Quand l'avocat général prononça son réquisitoire, on comprit pourquoi l'opinion de Saniel sur l'absence de lutte n'avait pas été contredite; bien que l'accusation crût à cette lutte, elle voulait bien l'abandonner un moment, n'ayant pas besoin de cette hypothèse pour prouver que le bouton n'avait pas été arraché en tombant d'une échelle: il l'avait été dans l'acte même de l'assassinat, dans l'effort fait pour couper le cou de la victime qui avait violemment tendu le bras droit et, par la secousse imprimée à la bretelle, arraché ce bouton. L'effet de la déposition de Saniel fut donc détruit, et celui, beaucoup moins fort, produit par les témoignages des servantes de madame Dammauville le fut de même quand l'avocat général démontra que ces on-dit se tournaient contre l'accusé; elle avait vu, racontait-on, un homme aux cheveux longs, et à la barbe frisée tirer les rideaux; eh bien! est-ce que ce signalement ne s'appliquait pas à l'accusé? A la vérité, on rapportait qu'elle n'avait pas retrouvé celui-ci dans un portrait publié par un journal illustré. Eh bien! c'est que ce portrait n'était pas ressemblant. D'ailleurs, était-il vraisemblable d'admettre qu'une femme du caractère de madame Dammauville n'eût pas averti la justice, si elle avait cru son témoignage important et décisif? La preuve qu'elle l'avait elle-même reconnu insignifiant était dans ce fait qu'elle l'avait tu.
La plaidoirie de Nougarède, si éloquente qu'elle eût été, n'avait pas détruit ces deux arguments, pas plus qu'elle n'avait effacé l'impression produite par la déposition de l'homme d'affaires relative au vol des quarante-cinq francs, et ç'avait été un verdict affirmatif, écartant la préméditation et admettant les circonstances atténuantes, que le jury avait rapporté.
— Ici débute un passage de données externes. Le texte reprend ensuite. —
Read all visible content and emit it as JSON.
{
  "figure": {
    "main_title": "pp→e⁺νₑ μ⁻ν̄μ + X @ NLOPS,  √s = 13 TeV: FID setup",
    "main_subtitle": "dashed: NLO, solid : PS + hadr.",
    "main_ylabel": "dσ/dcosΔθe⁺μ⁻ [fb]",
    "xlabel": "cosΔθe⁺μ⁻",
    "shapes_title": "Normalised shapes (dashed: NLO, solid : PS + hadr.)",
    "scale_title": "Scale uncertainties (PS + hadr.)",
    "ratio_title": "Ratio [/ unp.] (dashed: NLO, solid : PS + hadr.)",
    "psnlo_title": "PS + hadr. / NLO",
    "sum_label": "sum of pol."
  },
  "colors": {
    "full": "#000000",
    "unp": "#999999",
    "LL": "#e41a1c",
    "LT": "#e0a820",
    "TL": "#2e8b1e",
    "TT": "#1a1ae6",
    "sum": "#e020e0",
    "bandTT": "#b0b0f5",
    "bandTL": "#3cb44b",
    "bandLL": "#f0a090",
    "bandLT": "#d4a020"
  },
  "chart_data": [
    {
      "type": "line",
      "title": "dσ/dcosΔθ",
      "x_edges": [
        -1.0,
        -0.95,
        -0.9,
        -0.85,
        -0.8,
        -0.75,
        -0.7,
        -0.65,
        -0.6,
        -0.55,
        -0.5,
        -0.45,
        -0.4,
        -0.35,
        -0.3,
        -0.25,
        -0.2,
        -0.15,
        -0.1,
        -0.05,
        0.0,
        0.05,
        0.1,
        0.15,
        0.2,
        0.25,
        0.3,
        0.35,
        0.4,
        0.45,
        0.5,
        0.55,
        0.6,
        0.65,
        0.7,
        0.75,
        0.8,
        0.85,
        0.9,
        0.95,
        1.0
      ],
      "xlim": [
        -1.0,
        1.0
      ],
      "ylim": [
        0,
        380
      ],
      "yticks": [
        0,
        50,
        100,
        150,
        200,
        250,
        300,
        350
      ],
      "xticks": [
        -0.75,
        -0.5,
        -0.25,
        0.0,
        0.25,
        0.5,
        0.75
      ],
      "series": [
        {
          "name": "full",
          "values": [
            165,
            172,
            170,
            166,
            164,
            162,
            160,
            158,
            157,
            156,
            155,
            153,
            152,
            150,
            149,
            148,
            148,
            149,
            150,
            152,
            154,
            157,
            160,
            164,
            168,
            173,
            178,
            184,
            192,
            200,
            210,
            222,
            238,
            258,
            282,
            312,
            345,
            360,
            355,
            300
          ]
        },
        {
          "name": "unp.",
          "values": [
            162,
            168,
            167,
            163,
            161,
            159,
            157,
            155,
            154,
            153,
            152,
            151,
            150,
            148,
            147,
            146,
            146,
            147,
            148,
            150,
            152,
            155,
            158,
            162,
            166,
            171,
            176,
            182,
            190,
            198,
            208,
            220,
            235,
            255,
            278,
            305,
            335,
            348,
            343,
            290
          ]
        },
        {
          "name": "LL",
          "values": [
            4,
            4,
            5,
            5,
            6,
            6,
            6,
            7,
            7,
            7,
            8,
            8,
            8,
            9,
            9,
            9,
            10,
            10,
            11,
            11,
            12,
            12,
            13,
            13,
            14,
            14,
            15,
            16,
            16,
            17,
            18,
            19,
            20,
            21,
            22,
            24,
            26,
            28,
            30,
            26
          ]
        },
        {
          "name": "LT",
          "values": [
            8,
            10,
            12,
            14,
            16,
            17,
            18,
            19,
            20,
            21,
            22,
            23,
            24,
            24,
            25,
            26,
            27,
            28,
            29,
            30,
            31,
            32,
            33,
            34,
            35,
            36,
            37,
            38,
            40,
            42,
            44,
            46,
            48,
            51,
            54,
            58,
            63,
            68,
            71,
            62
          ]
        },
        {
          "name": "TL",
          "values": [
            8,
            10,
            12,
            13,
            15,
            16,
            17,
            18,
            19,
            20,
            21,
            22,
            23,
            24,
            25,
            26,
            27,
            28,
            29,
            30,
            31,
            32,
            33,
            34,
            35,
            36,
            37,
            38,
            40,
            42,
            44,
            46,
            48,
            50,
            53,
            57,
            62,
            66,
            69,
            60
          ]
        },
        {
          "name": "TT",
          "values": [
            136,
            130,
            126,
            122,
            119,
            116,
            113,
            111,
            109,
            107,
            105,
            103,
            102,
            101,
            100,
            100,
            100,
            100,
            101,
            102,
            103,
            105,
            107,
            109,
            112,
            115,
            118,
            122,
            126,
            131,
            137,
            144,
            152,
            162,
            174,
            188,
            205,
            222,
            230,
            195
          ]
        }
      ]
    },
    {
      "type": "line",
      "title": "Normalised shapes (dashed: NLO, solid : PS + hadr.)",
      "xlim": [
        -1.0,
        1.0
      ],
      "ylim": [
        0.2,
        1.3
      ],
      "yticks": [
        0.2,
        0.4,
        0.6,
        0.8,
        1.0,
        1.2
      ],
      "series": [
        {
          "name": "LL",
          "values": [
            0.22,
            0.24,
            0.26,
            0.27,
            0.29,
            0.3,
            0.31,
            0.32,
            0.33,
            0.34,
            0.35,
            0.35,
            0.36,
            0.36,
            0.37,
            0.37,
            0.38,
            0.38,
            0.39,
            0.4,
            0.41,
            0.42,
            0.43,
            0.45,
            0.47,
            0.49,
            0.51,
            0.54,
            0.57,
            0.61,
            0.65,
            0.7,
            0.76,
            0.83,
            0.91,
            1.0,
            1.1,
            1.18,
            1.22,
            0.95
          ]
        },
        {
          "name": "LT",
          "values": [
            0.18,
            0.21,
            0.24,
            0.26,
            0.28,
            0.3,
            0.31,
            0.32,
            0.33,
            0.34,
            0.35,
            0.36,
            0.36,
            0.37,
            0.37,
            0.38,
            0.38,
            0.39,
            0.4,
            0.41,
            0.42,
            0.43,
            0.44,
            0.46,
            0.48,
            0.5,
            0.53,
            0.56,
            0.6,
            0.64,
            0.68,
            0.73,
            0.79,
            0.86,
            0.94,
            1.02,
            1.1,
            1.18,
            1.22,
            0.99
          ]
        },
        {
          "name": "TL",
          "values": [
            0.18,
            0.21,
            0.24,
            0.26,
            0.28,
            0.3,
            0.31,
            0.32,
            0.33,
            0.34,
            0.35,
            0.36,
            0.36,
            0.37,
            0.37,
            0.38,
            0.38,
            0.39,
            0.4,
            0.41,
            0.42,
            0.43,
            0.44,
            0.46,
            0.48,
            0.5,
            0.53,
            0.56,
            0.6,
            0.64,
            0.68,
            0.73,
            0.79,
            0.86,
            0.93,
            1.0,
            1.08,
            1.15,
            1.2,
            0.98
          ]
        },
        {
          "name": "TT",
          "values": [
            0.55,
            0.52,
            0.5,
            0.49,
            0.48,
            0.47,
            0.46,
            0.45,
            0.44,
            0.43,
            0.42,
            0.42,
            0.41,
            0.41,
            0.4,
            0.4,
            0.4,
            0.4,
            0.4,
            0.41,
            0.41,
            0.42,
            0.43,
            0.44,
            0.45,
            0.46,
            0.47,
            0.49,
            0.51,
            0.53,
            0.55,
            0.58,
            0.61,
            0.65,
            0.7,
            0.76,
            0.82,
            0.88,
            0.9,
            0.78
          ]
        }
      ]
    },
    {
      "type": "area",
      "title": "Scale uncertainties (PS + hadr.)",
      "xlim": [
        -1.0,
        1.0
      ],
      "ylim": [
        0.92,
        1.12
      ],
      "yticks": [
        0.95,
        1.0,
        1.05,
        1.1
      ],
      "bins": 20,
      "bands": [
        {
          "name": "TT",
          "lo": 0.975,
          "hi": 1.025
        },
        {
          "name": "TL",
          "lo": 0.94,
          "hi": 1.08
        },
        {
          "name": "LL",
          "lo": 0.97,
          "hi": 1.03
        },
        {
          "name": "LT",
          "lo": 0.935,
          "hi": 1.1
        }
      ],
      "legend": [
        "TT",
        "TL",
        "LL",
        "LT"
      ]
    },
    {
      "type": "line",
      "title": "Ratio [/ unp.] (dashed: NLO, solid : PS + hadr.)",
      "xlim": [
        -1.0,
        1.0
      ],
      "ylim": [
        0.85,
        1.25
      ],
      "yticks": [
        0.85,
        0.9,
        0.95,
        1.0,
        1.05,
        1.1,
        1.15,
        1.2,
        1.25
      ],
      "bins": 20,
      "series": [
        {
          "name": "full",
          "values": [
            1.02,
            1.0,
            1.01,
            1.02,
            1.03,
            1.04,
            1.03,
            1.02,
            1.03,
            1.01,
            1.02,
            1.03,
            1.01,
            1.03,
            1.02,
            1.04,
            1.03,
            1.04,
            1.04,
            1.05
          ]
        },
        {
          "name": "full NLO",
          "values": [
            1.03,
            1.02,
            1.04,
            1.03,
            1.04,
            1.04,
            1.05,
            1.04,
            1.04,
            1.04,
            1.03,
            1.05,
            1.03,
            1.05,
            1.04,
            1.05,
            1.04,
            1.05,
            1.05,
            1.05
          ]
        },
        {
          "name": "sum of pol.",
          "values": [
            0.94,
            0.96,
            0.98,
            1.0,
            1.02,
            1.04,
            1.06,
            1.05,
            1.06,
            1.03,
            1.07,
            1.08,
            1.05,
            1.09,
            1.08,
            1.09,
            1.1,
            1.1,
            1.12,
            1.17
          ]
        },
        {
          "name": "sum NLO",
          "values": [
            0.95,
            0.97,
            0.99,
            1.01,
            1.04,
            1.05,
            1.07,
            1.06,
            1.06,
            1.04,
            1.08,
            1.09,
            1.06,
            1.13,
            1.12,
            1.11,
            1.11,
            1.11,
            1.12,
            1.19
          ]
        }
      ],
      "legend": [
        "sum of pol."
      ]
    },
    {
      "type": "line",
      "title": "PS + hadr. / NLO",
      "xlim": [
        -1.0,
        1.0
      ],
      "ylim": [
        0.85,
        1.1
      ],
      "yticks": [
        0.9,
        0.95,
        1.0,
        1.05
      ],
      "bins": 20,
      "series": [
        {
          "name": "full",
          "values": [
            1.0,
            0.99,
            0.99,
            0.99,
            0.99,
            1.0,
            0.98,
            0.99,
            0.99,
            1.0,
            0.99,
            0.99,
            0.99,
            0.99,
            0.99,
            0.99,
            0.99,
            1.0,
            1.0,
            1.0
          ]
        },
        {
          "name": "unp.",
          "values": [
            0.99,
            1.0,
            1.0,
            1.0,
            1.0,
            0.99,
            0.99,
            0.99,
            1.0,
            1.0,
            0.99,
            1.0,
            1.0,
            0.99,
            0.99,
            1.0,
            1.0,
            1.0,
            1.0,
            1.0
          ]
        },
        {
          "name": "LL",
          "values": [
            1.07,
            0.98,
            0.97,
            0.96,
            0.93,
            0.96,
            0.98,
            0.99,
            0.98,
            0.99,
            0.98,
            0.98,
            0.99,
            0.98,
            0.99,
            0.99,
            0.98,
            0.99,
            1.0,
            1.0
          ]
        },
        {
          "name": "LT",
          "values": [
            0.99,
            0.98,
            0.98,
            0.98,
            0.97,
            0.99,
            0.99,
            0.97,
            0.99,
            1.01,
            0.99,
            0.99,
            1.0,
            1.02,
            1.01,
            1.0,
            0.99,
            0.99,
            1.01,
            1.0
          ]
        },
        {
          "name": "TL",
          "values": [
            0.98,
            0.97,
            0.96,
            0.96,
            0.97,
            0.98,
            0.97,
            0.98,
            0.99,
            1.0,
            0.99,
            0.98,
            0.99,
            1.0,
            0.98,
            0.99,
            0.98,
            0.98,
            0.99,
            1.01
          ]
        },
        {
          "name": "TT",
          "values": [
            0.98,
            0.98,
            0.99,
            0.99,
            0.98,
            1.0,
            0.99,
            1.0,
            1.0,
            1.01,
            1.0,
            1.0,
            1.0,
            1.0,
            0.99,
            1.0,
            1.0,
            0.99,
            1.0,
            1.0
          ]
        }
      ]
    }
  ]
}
En entendant l'arrêt qui condamnait Florentin à vingt ans de travaux forcés, Philis, suffoquée, s'était cramponnée au bras de Saniel; mais il ne put pas s'occuper d'elle comme il aurait voulu, car Brigard, qui était venu à l'audience pour assister au triomphe de son disciple, venait de l'aborder:
—Recevez mes félicitations pour votre déposition, mon cher; c'est un acte de courage qui vous honore. Si ce pauvre garçon avait pu être sauvé, il l'était par vous: vous avez beau dire, vous êtes l'homme de la conscience.